Au Japon, l’onigiri est une collation, un repas rapide, un déjeuner facile, bref, c’est l’une des bases de l’alimentation. On en consomme rapidement, sans vraiment avoir besoin d’une raison ou d’un événement. C’est un peu l’équivalent du sandwich chez nous. L’onigiri se compose traditionnellement de riz blanc nourrissant et d’algues salées (nori). Ce qui nous intéresse ici, c’est de savoir pourquoi les onigiri ont une forme triangulaire ! Et oui, pourquoi ne pas les avoir faits carrés, rectangulaires ou encore ronds ?
Pourquoi une forme triangulaire ?
En réalité, au Japon, l’onigiri peut se trouver sous quatre formes différentes. Cependant, le triangle est largement la plus courante, au point que très souvent, dans les représentations dans les médias populaires qui s’exportent à l’international comme le manga ou l’anime, on ne voit que des triangles. Mais parfois, il y a bien des œuvres qui montrent l’onigiri sous ses autres formes. On peut le trouver sous forme de rond, de disque, de sac de sable, et bien sûr de triangle.
À l’origine, la légende raconte que les voyageurs façonnaient des petites boulettes de riz en forme de montagne dans le but de demander protection contre les kami (les esprits japonais). Selon les pratiquants shintoïstes, la spiritualité prédominante au Japon, on trouve des esprits un peu partout, notamment dans la nature. Ces divinités ont donc une place importante dans l’esprit des Japonais et sont illustrées dans de nombreuses œuvres du studio Ghibli. Si l’on en revient à la forme de ce mets traditionnel, force est de constater que d’un point de vue pratique, l’aspect triangulaire est beaucoup plus efficace en termes d’espace, et donc de transport, par exemple dans une petite sacoche en cuir.
Si vous souhaitez en savoir plus sur les autres formes d’onigiri qui existent, voici un descriptif :
La forme de disque est assez particulière et provient surtout du Tohoku et du Chubu. Ce sont des onigiri arrondis, mais un peu aplatis au milieu, de sorte que leur emballage dans des feuilles soit plus pratique. Dans le Tohoku, on mange davantage d’onigiri grillés que dans d’autres régions du Japon. C’est une petite particularité qui peut avoir son importance si vous voyagez dans des milieux ruraux japonais.
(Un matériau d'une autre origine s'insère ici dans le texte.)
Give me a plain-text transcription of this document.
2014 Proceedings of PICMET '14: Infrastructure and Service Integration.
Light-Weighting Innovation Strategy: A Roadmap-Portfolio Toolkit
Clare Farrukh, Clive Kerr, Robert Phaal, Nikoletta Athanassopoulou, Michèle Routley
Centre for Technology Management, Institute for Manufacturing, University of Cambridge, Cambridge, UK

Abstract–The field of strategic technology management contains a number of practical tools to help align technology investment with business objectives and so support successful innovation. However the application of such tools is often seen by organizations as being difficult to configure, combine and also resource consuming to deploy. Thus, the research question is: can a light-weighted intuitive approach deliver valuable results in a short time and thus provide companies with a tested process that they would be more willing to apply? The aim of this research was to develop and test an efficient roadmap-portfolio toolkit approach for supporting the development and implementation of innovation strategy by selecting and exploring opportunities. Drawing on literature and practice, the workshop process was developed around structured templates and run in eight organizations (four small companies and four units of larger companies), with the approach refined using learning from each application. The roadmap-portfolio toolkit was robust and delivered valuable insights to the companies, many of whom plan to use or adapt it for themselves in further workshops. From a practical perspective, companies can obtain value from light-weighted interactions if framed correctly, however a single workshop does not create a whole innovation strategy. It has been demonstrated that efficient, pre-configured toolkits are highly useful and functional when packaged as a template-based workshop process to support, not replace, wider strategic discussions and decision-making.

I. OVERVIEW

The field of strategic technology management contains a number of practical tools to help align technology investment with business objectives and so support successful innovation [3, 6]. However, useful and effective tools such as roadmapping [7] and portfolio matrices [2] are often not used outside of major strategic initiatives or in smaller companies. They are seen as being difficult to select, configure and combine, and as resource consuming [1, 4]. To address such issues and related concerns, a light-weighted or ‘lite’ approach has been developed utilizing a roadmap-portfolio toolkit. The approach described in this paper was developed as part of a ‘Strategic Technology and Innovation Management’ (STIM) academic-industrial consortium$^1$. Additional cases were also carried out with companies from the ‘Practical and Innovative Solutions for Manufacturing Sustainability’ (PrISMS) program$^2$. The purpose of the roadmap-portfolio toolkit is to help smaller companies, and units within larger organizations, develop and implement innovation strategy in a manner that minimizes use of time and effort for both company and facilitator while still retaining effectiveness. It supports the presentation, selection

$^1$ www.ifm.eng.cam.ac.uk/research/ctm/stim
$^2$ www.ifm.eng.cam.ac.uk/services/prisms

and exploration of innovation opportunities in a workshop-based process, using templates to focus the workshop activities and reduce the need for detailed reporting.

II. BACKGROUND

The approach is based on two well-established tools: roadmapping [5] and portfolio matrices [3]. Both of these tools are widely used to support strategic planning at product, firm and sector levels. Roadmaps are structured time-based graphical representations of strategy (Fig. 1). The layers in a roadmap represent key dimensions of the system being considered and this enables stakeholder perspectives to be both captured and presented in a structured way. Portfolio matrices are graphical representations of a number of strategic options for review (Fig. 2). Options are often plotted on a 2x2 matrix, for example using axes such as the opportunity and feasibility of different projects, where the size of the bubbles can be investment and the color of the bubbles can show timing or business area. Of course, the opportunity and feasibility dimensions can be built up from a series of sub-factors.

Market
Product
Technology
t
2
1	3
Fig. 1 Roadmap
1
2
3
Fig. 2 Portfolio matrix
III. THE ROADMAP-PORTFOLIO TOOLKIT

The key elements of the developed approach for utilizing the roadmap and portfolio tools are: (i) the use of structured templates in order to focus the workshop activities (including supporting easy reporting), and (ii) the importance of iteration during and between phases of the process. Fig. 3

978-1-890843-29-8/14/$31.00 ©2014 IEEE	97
La forme en rond est une véritable boulette de riz. Elle est fabriquée en roulant le riz entre les paumes et c’est la plus courante dans la région de Kyushu (au sud-ouest du Japon). On la trouve également dans certaines régions de Chubu, en complément de la forme de disque que nous avons vue plus tôt. L’onigiri en forme ronde est très certainement la deuxième forme la plus populaire. Il faut dire que c’est assez simple à réaliser, le geste étant plutôt naturel, même pour des enfants. La confection d’onigiri ronds a notamment été développée pendant l’époque Showa.
L’onigiri en forme de sac de sable : il faut bien imaginer l’objet. Derrière une forme un peu moins glorieuse, on gagne un petit aspect pratique, puisqu’il est plus facile d’enrouler autour de lui des algues assaisonnées. Au Japon, il est dit que cela proviendrait du palais impérial de Kyoto. On l’appelait, à l’époque, « omusubi ». Plus volumineux que les autres, il permet de concentrer le riz, et donc d’avoir des portions plus généreuses.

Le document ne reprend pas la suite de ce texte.